A dummy's guide to voting - all you need to know about going to polls in referendum
What is the proposal? The proposal being put forward to voters is to delete Article 40.3.3 of the Constitution (the Eighth Amendment), which states: "The State acknowledges the right to life of the unborn and, with due regard to the equal right to life of the mother, guarantees in its laws to respect, and, as far as practicable, by its laws to defend and vindicate that right."
And to replace it with:
"Provision may be made by law for the regulation of termination of pregnancy".
Who can vote?
Irish citizens, aged 18 and over, ordinarily resident in the State, who are included on the electoral register are entitled to vote at referendums.
Where do I vote?
Each voter is assigned to a polling station in their local area. The location of the polling station will be marked on the polling card that is posted to each voter in advance of the referendum.
Polling stations are often located in schools or community centres. They can change location though from referendum to referendum, so it is important to double check where your polling station is located.
If you did not receive a polling card, you can phone your local authority franchise office to check the information.
Polling stations will be open from 7am to 10pm tomorrow.
I didn't receive a polling card but I know I am registered to vote, can I still vote?
Yes, absolutely. You should double check that you are on the register but you do not need a polling card to cast you vote.
Do I need identification at the polling station?
You should bring a valid form of identification with you to the polling station. Accepted forms of id include: driving licence, passport, public services card, a student identity card which contains a photograph, an employee identity card which contains a photograph. A longer list of accepted identification documents is available at www.referendum.ie
Who will be in the polling station when I get there?
Staffing arrangements at polling stations are managed by local authorities. There will be a presiding officer and a poll clerk at each station. There may also be personation agents present in the polling station. Personation agents may be nominated by members of the Oireachtas or by bodies approved by the Referendum Commission.
Are there any rules about polling stations and voting that I should know about?
Yes. Ireland is an old democracy with a long history of free and fair referendums and elections. To ensure that all voters can vote freely, no campaigning is allowed in, or near, polling stations.
You should respect this and not engage in any activity that could be understood as campaigning.
Remove any stickers, badges or clothes that contain campaign messages as a mark of respect to other voters.
The presiding officer in the polling station is the person who makes a decision on this if it arises.
We have a secret ballot in Ireland. Your vote is private. You should not take photos or record yourself inside the polling station.
You might be compromising the secrecy of your vote or the vote of another voter. Don't do it.
You should not write any messages or draw any images on your ballot.
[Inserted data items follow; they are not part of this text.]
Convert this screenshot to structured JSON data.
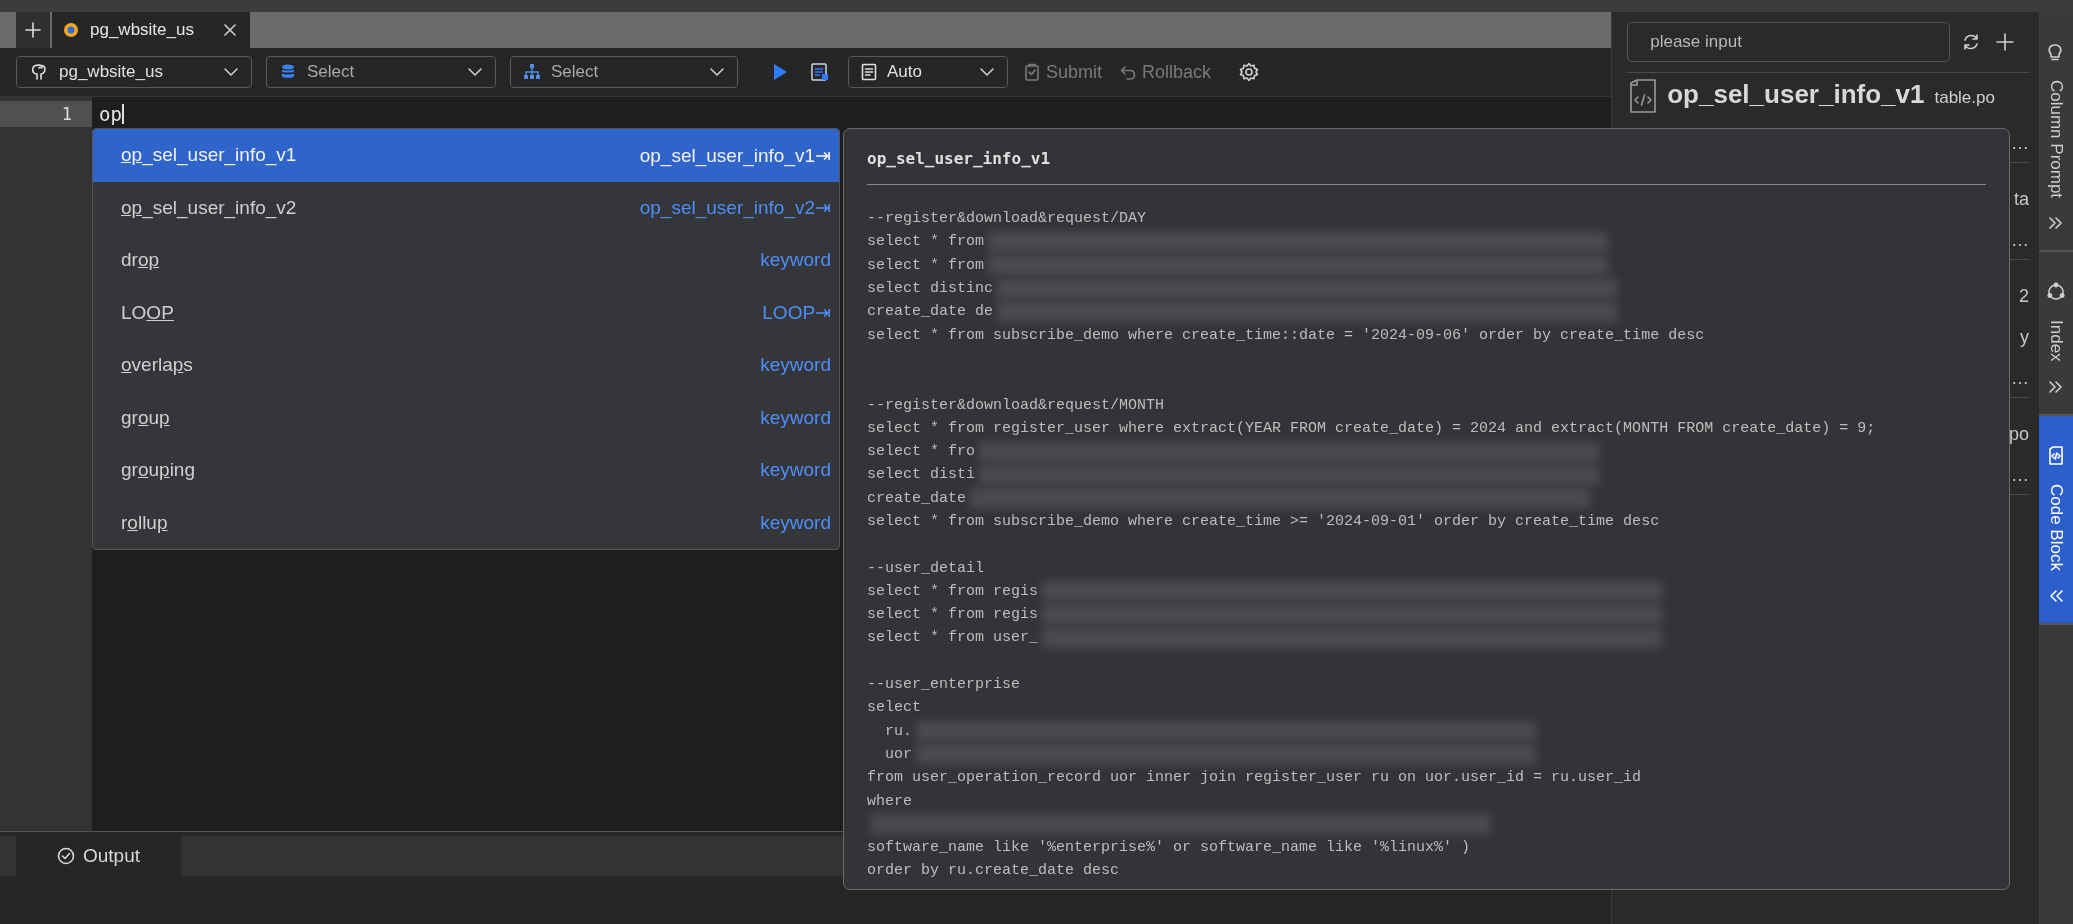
{
  "editor_tab": {
    "title": "pg_wbsite_us",
    "selected": true
  },
  "toolbar": {
    "datasource": "pg_wbsite_us",
    "database": {
      "placeholder": "Select"
    },
    "schema": {
      "placeholder": "Select"
    },
    "mode": "Auto",
    "submit": {
      "label": "Submit",
      "disabled": true
    },
    "rollback": {
      "label": "Rollback",
      "disabled": true
    }
  },
  "editor": {
    "lines": [
      {
        "number": "1",
        "text": "op"
      }
    ]
  },
  "suggestions": [
    {
      "label_parts": [
        {
          "text": "op",
          "matched": true
        },
        {
          "text": "_sel_user_info_v1",
          "matched": false
        }
      ],
      "detail": "op_sel_user_info_v1⇥",
      "selected": true
    },
    {
      "label_parts": [
        {
          "text": "op",
          "matched": true
        },
        {
          "text": "_sel_user_info_v2",
          "matched": false
        }
      ],
      "detail": "op_sel_user_info_v2⇥",
      "selected": false
    },
    {
      "label_parts": [
        {
          "text": "dr",
          "matched": false
        },
        {
          "text": "op",
          "matched": true
        }
      ],
      "detail": "keyword",
      "selected": false
    },
    {
      "label_parts": [
        {
          "text": "LO",
          "matched": false
        },
        {
          "text": "OP",
          "matched": true
        }
      ],
      "detail": "LOOP⇥",
      "selected": false
    },
    {
      "label_parts": [
        {
          "text": "o",
          "matched": true
        },
        {
          "text": "verla",
          "matched": false
        },
        {
          "text": "p",
          "matched": true
        },
        {
          "text": "s",
          "matched": false
        }
      ],
      "detail": "keyword",
      "selected": false
    },
    {
      "label_parts": [
        {
          "text": "gr",
          "matched": false
        },
        {
          "text": "o",
          "matched": true
        },
        {
          "text": "u",
          "matched": false
        },
        {
          "text": "p",
          "matched": true
        }
      ],
      "detail": "keyword",
      "selected": false
    },
    {
      "label_parts": [
        {
          "text": "gr",
          "matched": false
        },
        {
          "text": "o",
          "matched": true
        },
        {
          "text": "u",
          "matched": false
        },
        {
          "text": "p",
          "matched": true
        },
        {
          "text": "ing",
          "matched": false
        }
      ],
      "detail": "keyword",
      "selected": false
    },
    {
      "label_parts": [
        {
          "text": "r",
          "matched": false
        },
        {
          "text": "o",
          "matched": true
        },
        {
          "text": "llu",
          "matched": false
        },
        {
          "text": "p",
          "matched": true
        }
      ],
      "detail": "keyword",
      "selected": false
    }
  ],
  "code_preview": {
    "title": "op_sel_user_info_v1",
    "lines": [
      {
        "kind": "code",
        "text": "--register&download&request/DAY",
        "redacted": false
      },
      {
        "kind": "code",
        "text": "select * from",
        "redacted": true
      },
      {
        "kind": "code",
        "text": "select * from",
        "redacted": true
      },
      {
        "kind": "code",
        "text": "select distinc",
        "redacted": true
      },
      {
        "kind": "code",
        "text": "create_date de",
        "redacted": true
      },
      {
        "kind": "code",
        "text": "select * from subscribe_demo where create_time::date = '2024-09-06' order by create_time desc",
        "redacted": false
      },
      {
        "kind": "blank"
      },
      {
        "kind": "blank"
      },
      {
        "kind": "code",
        "text": "--register&download&request/MONTH",
        "redacted": false
      },
      {
        "kind": "code",
        "text": "select * from register_user where extract(YEAR FROM create_date) = 2024 and extract(MONTH FROM create_date) = 9;",
        "redacted": false
      },
      {
        "kind": "code",
        "text": "select * fro",
        "redacted": true
      },
      {
        "kind": "code",
        "text": "select disti",
        "redacted": true
      },
      {
        "kind": "code",
        "text": "create_date",
        "redacted": true
      },
      {
        "kind": "code",
        "text": "select * from subscribe_demo where create_time >= '2024-09-01' order by create_time desc",
        "redacted": false
      },
      {
        "kind": "blank"
      },
      {
        "kind": "code",
        "text": "--user_detail",
        "redacted": false
      },
      {
        "kind": "code",
        "text": "select * from regis",
        "redacted": true
      },
      {
        "kind": "code",
        "text": "select * from regis",
        "redacted": true
      },
      {
        "kind": "code",
        "text": "select * from user_",
        "redacted": true
      },
      {
        "kind": "blank"
      },
      {
        "kind": "code",
        "text": "--user_enterprise",
        "redacted": false
      },
      {
        "kind": "code",
        "text": "select",
        "redacted": false
      },
      {
        "kind": "code",
        "text": "  ru.",
        "redacted": true
      },
      {
        "kind": "code",
        "text": "  uor",
        "redacted": true
      },
      {
        "kind": "code",
        "text": "from user_operation_record uor inner join register_user ru on uor.user_id = ru.user_id",
        "redacted": false
      },
      {
        "kind": "code",
        "text": "where",
        "redacted": false
      },
      {
        "kind": "code",
        "redacted": true
      },
      {
        "kind": "code",
        "text": "software_name like '%enterprise%' or software_name like '%linux%' )",
        "redacted": false
      },
      {
        "kind": "code",
        "text": "order by ru.create_date desc",
        "redacted": false
      }
    ]
  },
  "output_tab": {
    "label": "Output",
    "selected": true
  },
  "right_panel": {
    "search": {
      "placeholder": "please input"
    },
    "items": [
      {
        "title": "op_sel_user_info_v1",
        "type": "table.po",
        "fragments": [
          "…"
        ]
      },
      {
        "fragments": [
          "ta",
          "…"
        ]
      },
      {
        "fragments": [
          "2",
          "y",
          "…"
        ]
      },
      {
        "fragments": [
          "po",
          "…"
        ]
      }
    ]
  },
  "side_tabs": [
    {
      "label": "Column Prompt",
      "selected": false
    },
    {
      "label": "Index",
      "selected": false
    },
    {
      "label": "Code Block",
      "selected": true
    }
  ]
}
Again this is because of the requirement for a secret ballot, anything you add to the ballot might identify your vote and your vote may be deemed invalid.
How to make your mark
* Voters will be asked to vote Yes or No to the Thirty-Sixth Amendment of the Constitution Bill tomorrow. The Referendum Commission states that the proposed change to the Constitution concerns the regulation of termination of pregnancy.
* The design of the ballot paper is set out in law and it will include the title of the bill proposing to amend the Constitution. You will be asked if you approve of the proposal to amend the Constitution.
* If you agree with the proposal, you should mark a clear X in the Yes box.
* If you disagree with the proposal, you should mark a clear X in the No box.
* When you have marked your ballot paper, you should fold it in two and place it in the ballot box.